Rivero made his decision to go beyond the revolution's definition of journalism in 1989, when he broke from the writer's union and joined with nearly a dozen other intellectuals to sign an open letter raising the issue of political prisoners.

With the children of the revolution no longer obeying, Castro punished them. So, one-by-one, many left. But Rivero stayed. Still others-including the economist Martha Beatriz Roque and Dr. Oscar Elías Biscet, who are now in jail with Rivero-continued their peaceful opposition.

Rivero formed an independent news service and under the noses-and watchful eyes-of the authorities, sent his work abroad. In one 1998 column, he wrote about journalists jailed for operating independently and lamented an internal press "totally devoid of meaning." In another article, he wrote that no one could make him feel like a criminal: "I am merely a man who writes; one who writes in the country where I was born."

Over the years, the authorities picked up Rivero, questioned him, harassed him, and tried to nudge him off the island, where he would presumably disappear into the black hole of Miami's exile community. But Rivero was too smart. He stayed, calling himself an "inixile." Others did, too.

When I visited Cuba in 2001 with a group of students reporting on the island, one of them, Ezequiel Minaya, spent his days talking to Rivero and other writers. Many of Rivero's old friends feared that talking to the poet would endanger them, and he appeared lonely. My student asked why Rivero stayed and he replied with the mantra he lived: "Why should I leave, this is my country."

For years, Castro has blamed any internal problems on a draconian US trade embargo. But writers like Rivero and his fellow political prisoners, as well as those dissidents who are not in jail, refuse to let Castro off so easily.

They don't want to leave Cuba; they want to redefine it. More than 30,000 Cubans signed the Varela petition requesting a referendum on basic rights. The international community is listening, and the arrests and detentions have only made them pay more attention.

The American left, long silent on Cuba, has cleared its throat. In mid-September the pressure continued to build. The European Parliament condemned Cuba's human rights violations and demanded that Rivero and other prisoners be released. Earlier, the European Union agreed new sanctions against Cuba's government, enraging Castro. The Cuban Conference of Bishops followed by demanding clemency for the prisoners.

Jailed or freed, Rivero will not go away. In 2000, he wrote about a poetry contest in Cuba run by the dissident group Reflection. It was clear from the entries that Castro was failing to control his island's imagination. Rivero must still take pleasure in the poem by Nestor Leliebre Camue, a native of Santiago de Cuba.

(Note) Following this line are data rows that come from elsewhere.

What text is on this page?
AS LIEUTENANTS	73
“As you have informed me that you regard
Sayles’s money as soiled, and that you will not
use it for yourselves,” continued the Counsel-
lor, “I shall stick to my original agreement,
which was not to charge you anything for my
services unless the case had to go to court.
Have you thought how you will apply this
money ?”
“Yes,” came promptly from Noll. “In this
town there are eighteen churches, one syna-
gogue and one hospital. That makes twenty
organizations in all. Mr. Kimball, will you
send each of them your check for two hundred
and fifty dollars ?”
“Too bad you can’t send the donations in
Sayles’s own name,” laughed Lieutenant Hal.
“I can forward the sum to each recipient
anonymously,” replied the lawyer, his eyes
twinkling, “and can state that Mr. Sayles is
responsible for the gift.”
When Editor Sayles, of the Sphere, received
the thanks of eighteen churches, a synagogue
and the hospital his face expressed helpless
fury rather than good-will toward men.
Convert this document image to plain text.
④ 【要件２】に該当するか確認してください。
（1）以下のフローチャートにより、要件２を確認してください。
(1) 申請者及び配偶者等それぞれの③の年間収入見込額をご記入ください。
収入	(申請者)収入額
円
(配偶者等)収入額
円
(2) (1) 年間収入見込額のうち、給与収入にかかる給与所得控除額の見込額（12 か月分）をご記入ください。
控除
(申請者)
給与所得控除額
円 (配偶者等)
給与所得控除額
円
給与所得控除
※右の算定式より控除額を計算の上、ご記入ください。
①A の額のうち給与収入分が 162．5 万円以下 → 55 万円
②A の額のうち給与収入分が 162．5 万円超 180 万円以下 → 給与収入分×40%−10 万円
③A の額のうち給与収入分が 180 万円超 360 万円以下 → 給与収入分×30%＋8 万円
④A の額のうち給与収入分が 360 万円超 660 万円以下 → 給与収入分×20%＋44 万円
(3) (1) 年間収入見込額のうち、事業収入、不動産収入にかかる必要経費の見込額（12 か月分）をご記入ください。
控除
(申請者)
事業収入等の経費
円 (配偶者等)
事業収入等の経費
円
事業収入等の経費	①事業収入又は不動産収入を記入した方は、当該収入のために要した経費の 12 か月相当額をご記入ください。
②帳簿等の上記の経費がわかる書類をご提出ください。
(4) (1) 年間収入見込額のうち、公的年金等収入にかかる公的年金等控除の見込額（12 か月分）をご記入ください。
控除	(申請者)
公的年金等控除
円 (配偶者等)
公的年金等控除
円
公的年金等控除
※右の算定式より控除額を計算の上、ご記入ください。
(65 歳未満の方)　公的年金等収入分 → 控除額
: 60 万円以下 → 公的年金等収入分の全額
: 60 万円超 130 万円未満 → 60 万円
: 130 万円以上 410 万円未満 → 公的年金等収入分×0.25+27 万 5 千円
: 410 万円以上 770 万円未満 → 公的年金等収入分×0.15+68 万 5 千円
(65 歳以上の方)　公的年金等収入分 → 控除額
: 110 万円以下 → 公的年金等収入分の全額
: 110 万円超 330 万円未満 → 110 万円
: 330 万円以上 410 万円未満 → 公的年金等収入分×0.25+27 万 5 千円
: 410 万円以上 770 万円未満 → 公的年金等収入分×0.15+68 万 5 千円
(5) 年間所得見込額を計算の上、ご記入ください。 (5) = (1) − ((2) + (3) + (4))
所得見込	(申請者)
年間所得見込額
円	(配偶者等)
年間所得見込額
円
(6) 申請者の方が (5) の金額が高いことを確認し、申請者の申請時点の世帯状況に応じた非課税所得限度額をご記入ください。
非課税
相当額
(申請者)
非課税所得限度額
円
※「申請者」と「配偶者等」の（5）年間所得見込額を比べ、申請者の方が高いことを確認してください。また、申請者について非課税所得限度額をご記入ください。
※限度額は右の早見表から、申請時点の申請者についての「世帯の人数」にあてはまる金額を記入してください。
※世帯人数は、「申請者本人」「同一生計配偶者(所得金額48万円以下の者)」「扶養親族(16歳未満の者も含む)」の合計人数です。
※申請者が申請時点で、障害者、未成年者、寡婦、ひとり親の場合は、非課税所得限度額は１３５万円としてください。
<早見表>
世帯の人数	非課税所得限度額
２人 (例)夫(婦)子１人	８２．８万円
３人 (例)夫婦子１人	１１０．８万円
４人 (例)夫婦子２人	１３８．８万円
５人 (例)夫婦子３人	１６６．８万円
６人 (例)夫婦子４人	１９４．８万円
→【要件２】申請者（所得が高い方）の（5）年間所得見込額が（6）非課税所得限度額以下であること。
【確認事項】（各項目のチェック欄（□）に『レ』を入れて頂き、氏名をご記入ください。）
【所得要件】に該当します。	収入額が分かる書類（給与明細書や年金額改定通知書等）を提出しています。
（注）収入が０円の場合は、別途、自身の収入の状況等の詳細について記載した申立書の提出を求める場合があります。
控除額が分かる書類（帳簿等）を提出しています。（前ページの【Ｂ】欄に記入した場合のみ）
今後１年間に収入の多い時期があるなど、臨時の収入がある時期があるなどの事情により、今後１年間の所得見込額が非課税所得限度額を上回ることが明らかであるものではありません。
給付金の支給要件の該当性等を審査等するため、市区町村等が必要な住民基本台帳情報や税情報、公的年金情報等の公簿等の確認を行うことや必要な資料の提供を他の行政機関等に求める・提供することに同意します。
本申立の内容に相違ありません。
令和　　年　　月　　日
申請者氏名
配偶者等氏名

"Don't plunge into the sea

for the love of God.

Wait. A fascinating brightness

Is rising from the land."

To end here, however, would fail Rivero. Cubans are known for managing humor in the worst situations. I imagine that Rivero would want to end with a diary entry smuggled out by his fellow journalist and prison mate Manuel Vázquez Portal. The Vázquez diary is posted on the web site for the Committee to Protect Journalists:

"Now, like T.S. Eliot, I can say, 'April is the cruelest month.' April 4 is a bad day for me. On April 4, my mother gave me 18 knocks on the head for joining the Young Pioneers (the communist youth organization) without her permission. This last April 4, they gave me 18 years for writing without permission. The first time I was a child, this second I'm an old man. It seems repression does not work; either that or I'm very stubborn."